By Annie Ellison
Published: Dec 14, 2013
The Squamish Weight Watchers group has called it quits until they can find a new leader.
Four-year leader Heidi Stokes is leaving town and she says no one in the 25-30 member group has stepped up and volunteered to take on the position.
Furthermore, the organization won’t pay travel time for a leader from North Vancouver or Bowen Island to run the meetings.
Becoming an official Weight Watchers leader requires a specific set of accomplishments.
“To work for Weight Watchers, you need to be a lifetime member still at your goal weight,” said Stokes.
The weight management system is fifty years old. Members pay a fee to join and attend weekly meetings, where they use a points system to control portions.
The Squamish group has disbanded several times since Stokes joined 14 years ago.
“I’ve been asking over and over for people to step up to the plate, but nobody ever wanted to do it,” she said.
Stokes works full time as a personal trainer. She says leaders must be at their goal weight to show the program works.
Weight Watchers net earnings are down in recent years, as is its membership. Stokes says when she first became leader of the Squamish group there were 75 members.
Some members of the now defunct group have been carpooling to meetings in North Vancouver once a week. However, this couldn’t come at a worse time, as holiday party season kicks off, said Stokes.
“There’s food everywhere,” said Stokes. “It’s more likely people will lose track and fall off the rails,” she said.
Even in the outdoor recreation capital of Canada, not everyone exercises, says Stokes.
Getting together once a week is tantamount to succeeding with weight loss, she said.
Sharing recipes, stories and temptations for half an hour helps people be accountable to each other.
So why then, don’t people who want to lose weight in a supporting environment just get together once a week and call it something else?
Personal trainer and ZenFit gym owner Mischell Poitras says that’s exactly what they should do.
“I think Weight Watchers is a good program for people who need that kind of support,” she said.

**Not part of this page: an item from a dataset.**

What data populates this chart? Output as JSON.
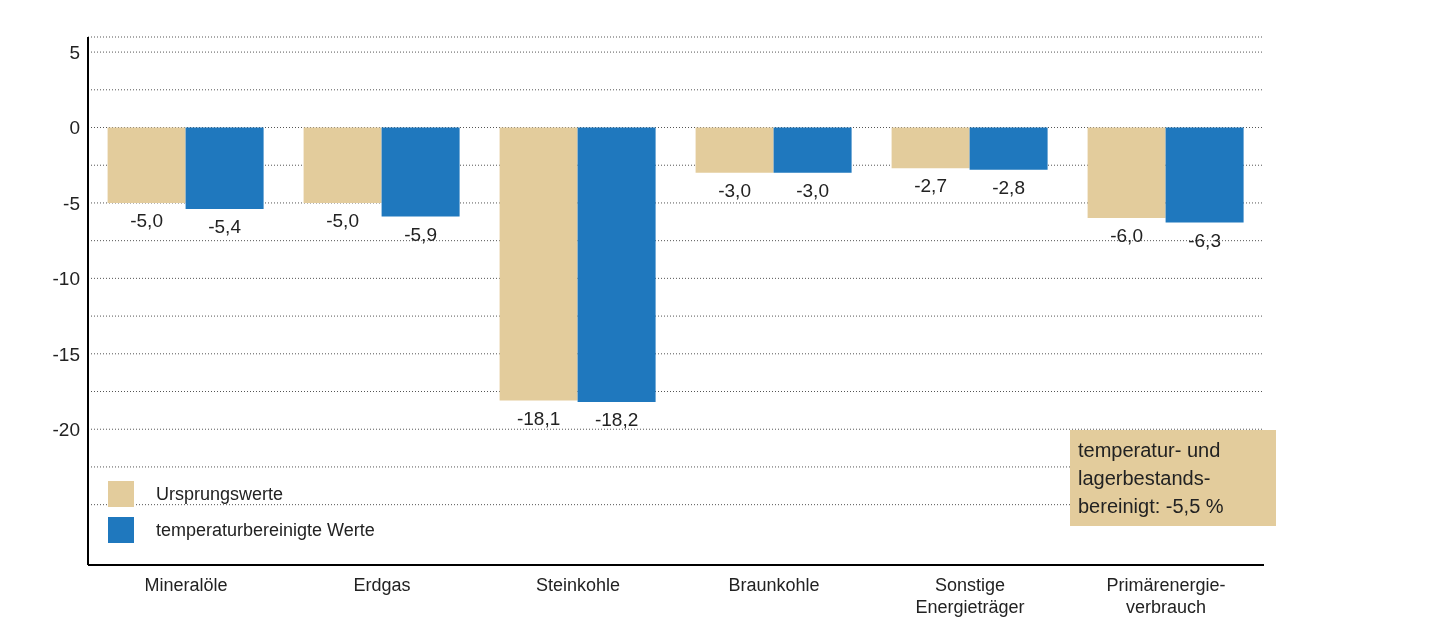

It works because it’s accountable.
“I think the biggest struggle is finding enough people in a town of only 17,000 people or so.
And no, not everyone is out climbing or hiking their calories off, she said.
“Overall, I think we have a fairly fit community, but that doesn’t make Weight Watchers redundant,” she said.
People go to Poitras’ studio because they don’t have time to go for a two hour hike.
Poitras says especially with a commuter lifestyle, portion-control methods like Weight Watchers are important.
“Sure, you can get up at five and work out, but it’s less likely,” she said.
Weight Watchers struggles to find leaders in many small towns across Canada, as it doesn’t want to lower leadership requirements.